Het gebruik van VOR, (VOR/)DME en NDB kunt u simuleren met gecertificeerde GNSS-navigatiemiddelen. In het bijbehorende avionica-handboek staat hoe u een HSI/CDI (voor VOR-simulatie) of RBI/RMI (voor ADF-simulatie) aan een gedefinieerd punt koppelt en hoe u afstand/tijd kunt gebruiken voor DME-simulatie. Het is belangrijk dat u ervoor zorgt dat de procedures voor VOR(/DME)-navigatie en ADF-navigatie worden gevolgd. Zoals het gesimuleerd selecteren van frequenties en uitvoeren van bakenidentificatie.

Als alternatief kunt u deze oefeningen in een FSTD uitvoeren. Voor de PPL-opleiding tellen deze instructie-uren mee. FCL.210.A (voor PPL(A)) en FCL.210.H (voor PPL(H)) bieden de mogelijkheid om 5 uur op een FSTD (PPL(A)) of voor PPL(H) een FNPT of FFS in te zetten.. Voor LAPL telt FSTD-training niet mee voor de ureneis van het brevet. Wel kunt u met de FSTD-training de radionavigatie-vereisten invullen.

En-route terminal radar

Oefeningen met en-route terminal radar kunt u tijdens de vlucht oefenen. U kunt de radiofraseologie simuleren met de student en deze vectors geven. 
 

3 Zie ook AMC2 NCO.GEN.125, onder (f).

Waarom ben ik hier verantwoordelijk voor?

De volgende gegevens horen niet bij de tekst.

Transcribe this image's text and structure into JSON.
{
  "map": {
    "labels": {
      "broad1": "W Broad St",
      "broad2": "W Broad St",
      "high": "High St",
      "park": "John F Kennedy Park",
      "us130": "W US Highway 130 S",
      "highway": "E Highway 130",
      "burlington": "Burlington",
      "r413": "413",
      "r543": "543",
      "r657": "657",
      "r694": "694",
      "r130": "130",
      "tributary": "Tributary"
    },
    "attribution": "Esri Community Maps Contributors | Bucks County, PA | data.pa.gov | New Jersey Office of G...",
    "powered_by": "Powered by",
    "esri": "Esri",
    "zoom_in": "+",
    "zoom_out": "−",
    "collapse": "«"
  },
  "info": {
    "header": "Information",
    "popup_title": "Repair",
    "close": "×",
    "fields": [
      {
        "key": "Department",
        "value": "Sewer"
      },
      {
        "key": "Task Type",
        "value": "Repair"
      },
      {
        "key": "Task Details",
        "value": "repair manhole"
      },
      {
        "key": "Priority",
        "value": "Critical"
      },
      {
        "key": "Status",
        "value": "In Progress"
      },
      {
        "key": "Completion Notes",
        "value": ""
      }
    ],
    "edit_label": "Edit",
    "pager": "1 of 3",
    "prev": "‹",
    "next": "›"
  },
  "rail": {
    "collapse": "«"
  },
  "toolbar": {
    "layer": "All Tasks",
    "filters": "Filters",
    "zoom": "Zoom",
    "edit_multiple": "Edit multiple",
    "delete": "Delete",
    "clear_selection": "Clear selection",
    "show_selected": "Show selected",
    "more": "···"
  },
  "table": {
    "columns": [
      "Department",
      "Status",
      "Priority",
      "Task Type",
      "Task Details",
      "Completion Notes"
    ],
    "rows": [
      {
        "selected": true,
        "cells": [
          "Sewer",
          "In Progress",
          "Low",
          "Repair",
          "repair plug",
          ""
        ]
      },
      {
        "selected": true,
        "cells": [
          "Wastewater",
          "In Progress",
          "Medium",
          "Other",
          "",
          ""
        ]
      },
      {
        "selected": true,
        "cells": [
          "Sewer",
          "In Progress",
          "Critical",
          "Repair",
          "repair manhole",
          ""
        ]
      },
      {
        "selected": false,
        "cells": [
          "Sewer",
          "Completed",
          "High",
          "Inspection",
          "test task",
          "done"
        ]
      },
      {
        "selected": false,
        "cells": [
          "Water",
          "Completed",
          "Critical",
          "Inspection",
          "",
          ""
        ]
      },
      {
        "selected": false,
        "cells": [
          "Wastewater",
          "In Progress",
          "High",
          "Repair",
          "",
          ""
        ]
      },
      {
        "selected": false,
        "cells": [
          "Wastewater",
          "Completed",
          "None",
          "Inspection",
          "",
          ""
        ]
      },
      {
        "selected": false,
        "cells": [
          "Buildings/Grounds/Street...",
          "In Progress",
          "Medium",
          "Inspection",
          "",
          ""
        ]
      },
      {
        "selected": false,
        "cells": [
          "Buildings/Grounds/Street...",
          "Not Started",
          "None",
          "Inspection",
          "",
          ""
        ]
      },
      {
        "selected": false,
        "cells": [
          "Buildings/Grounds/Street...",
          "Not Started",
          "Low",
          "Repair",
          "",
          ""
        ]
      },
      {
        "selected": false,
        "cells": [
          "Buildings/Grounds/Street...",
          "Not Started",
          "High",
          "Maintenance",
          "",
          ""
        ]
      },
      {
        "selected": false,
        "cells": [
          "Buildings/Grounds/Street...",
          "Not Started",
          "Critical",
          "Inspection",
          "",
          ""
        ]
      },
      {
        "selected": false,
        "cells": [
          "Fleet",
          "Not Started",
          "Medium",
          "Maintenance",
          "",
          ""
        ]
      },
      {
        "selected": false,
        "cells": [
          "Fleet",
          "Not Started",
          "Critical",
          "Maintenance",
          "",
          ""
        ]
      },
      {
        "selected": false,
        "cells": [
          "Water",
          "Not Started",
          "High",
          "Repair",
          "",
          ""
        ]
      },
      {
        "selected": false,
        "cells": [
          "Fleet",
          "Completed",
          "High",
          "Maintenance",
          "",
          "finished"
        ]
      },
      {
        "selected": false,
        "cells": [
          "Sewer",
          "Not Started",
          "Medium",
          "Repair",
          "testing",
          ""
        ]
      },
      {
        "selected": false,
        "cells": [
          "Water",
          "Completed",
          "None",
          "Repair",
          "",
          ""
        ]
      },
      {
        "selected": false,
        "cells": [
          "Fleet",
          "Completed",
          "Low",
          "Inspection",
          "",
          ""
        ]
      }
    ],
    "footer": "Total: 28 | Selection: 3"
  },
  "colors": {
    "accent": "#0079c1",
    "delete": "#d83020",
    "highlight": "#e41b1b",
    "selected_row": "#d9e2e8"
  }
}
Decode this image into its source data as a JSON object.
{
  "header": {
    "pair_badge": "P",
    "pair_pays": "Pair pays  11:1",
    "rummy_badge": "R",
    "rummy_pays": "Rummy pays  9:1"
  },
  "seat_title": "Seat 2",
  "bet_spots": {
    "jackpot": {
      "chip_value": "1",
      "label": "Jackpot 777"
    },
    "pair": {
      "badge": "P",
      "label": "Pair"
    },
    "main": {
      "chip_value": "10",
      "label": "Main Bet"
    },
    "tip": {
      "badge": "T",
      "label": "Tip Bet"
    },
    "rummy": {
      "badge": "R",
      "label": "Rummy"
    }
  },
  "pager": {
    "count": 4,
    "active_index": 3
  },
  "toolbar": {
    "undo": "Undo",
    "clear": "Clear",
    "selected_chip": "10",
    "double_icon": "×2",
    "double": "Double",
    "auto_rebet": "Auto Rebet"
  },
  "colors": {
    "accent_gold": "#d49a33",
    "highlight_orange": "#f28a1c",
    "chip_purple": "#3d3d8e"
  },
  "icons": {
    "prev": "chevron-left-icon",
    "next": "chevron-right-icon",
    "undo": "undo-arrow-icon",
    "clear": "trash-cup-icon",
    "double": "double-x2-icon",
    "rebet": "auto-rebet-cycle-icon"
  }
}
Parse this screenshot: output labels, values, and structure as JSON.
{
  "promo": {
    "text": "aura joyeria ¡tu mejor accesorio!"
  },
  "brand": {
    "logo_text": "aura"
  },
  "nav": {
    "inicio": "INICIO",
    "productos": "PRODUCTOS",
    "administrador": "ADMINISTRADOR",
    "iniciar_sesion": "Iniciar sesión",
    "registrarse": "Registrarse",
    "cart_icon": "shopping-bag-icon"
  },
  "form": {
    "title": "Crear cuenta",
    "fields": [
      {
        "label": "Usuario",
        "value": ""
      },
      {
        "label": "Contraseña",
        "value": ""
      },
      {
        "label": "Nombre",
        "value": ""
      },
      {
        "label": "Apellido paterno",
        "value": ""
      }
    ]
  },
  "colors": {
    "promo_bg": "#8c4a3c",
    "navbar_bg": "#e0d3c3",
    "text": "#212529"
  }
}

Voor het juist uitvoeren van de oefeningen met de juiste middelen geldt het volgende:

  • De accountable manager (ATO) of vertegenwoordiger (DTO) is ervoor verantwoordelijk dat de organisatie de regels naleeft en hier de middelen voor heeft4.  
  • De Head of Training is ervoor verantwoordelijk dat de opleidingen volgens Part-FCL worden gegeven5.  
  • De ATO/DTO moet beschikken over een adequate vloot met luchtvaartuigen en/of FSTD’s die de benodigde apparatuur voor de aangeboden opleidingen hebben6.  Dat betekent dat de ATO/DTO alle onderdelen van de oefening radionavigatie moeten kunnen verzorgen. 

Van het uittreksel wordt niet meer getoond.